Lewat narasi tersebut, media bukan saja menganggap tindak kekerasan seksual bisa selesai dengan jalur pernikahan, tapi juga menunjukkan ‘heroisme’ pelaku kejahatan yang telah ‘menyelamatkan’ korban dari kehinaan.

Pembingkaian berita seperti itu, memiliki kedekatan dengan konstruksi moralitas masyarakat hari ini. Sebab, dalam tatanan masyarakat patriarkis, perempuan dipandang sebagai ‘barang’, ‘obyek’ atau ‘properti’.

Maka, kekerasan seksual akan dipandang sebagai tindakan ‘merusak’ yang bisa menurunkan ‘harga jual’. Sehingga, menikahi korban, akan dipandang sebagai tindakan ‘bertanggungjawab’ dan menyelamatkan korban dari sanksi moral.

Kalau tidak begitu, moralitas hanya akan menjatuhkan hukuman seumur hidup pada korban kekerasan seksual, sedangkan pelaku kekerasan bisa dengan cepat menjalani kehidupan normal.

Pengadilan moral ini, menghadirkan situasi yang menyeramkan bagi korban kekerasan seksual. Dampaknya, korban akan merasa malu menceritakan kekerasan seksual yang dialaminya, takut, trauma dan mengalami tekanan psikologis yang hebat.

Sikap diam ini, seringkali menjadi salah satu hambatan untuk memperoleh hak keadilan dan pemulihan. Selain itu, pada saat bersamaan, pelaku kekerasan  memanfaatkan situasi tersebut untuk kembali mengulangi kejahatannya.

Jadi, kita tahu, konstruksi moralitas ini tidak berpihak pada kesetaraan hak antara sesama manusia. Ia hanya menindas satu kelompok dan menguntungkan kelompok lainnya. Apa yang diperlukan hari ini adalah memperjuangkan sebuah tatanan masyarakat yang setara.

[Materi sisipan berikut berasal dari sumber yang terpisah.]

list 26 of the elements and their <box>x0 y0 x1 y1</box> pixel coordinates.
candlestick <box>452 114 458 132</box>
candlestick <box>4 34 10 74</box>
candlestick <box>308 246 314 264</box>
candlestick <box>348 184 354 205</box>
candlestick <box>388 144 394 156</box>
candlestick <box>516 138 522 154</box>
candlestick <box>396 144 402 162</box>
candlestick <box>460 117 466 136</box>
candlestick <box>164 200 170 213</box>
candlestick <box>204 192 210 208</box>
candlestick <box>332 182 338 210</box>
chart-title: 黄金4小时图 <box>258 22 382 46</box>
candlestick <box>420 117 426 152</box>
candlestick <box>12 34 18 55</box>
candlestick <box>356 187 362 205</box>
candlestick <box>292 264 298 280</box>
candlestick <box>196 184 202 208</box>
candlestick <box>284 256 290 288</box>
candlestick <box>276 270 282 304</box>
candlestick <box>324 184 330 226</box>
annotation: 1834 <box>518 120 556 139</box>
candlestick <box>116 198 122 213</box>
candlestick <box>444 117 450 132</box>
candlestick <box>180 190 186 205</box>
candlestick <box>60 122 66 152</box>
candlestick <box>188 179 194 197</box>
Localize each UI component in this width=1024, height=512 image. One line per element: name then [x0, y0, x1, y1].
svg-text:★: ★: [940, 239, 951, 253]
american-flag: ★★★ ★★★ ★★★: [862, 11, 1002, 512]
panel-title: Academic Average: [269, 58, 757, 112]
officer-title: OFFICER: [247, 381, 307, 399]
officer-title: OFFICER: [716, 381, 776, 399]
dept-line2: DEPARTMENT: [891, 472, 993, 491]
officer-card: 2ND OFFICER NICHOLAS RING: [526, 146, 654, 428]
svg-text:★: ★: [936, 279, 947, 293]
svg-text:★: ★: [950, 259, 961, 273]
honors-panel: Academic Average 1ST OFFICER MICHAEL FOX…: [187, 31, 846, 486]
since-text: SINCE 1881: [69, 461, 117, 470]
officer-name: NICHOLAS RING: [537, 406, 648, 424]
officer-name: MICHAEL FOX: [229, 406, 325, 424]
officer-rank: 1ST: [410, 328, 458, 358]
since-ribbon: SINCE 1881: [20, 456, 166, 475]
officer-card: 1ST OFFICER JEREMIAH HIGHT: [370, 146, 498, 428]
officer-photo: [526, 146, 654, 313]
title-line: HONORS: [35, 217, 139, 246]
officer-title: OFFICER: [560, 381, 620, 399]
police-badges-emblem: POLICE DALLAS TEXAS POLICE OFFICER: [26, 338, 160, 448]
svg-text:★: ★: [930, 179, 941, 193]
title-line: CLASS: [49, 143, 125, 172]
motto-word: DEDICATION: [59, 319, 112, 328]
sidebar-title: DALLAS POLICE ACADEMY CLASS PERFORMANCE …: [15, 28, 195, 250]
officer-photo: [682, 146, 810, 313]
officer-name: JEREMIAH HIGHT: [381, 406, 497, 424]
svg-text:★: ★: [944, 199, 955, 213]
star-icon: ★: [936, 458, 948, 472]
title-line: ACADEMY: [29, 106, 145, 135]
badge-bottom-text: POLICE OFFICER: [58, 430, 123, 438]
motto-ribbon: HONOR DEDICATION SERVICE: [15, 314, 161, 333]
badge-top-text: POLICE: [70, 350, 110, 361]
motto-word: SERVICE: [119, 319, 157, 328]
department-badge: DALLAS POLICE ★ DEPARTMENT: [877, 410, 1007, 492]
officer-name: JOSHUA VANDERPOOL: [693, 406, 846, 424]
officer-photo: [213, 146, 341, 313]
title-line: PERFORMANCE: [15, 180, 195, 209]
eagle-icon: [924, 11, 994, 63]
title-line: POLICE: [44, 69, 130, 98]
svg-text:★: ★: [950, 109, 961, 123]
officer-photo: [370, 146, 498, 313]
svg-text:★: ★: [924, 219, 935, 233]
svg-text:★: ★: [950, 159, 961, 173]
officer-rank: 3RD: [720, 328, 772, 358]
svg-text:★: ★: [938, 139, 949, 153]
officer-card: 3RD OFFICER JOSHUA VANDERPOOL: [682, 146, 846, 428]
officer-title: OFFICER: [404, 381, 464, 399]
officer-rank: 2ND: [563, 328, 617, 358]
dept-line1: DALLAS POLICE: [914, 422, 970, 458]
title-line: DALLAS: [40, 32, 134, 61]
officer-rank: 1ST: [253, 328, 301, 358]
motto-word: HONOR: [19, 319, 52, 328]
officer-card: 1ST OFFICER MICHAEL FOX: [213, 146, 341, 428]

Sebelum menuju kesana, kita perlu terus-menerus melawan tindak kekerasan seksual yang terjadi, membuat kualitas pemberitaan yang tidak bias gender, dan berpihak pada korban kekerasan seksual. 

Di samping itu, kita perlu ikut terlibat menciptakan suasana yang mendukung pemulihan kondisi psikologis maupun trauma korban kekerasan seksual. Sayangnya, keberpihakan pada korban itulah yang justru diabaikan wartawan yang mengintimidasi L.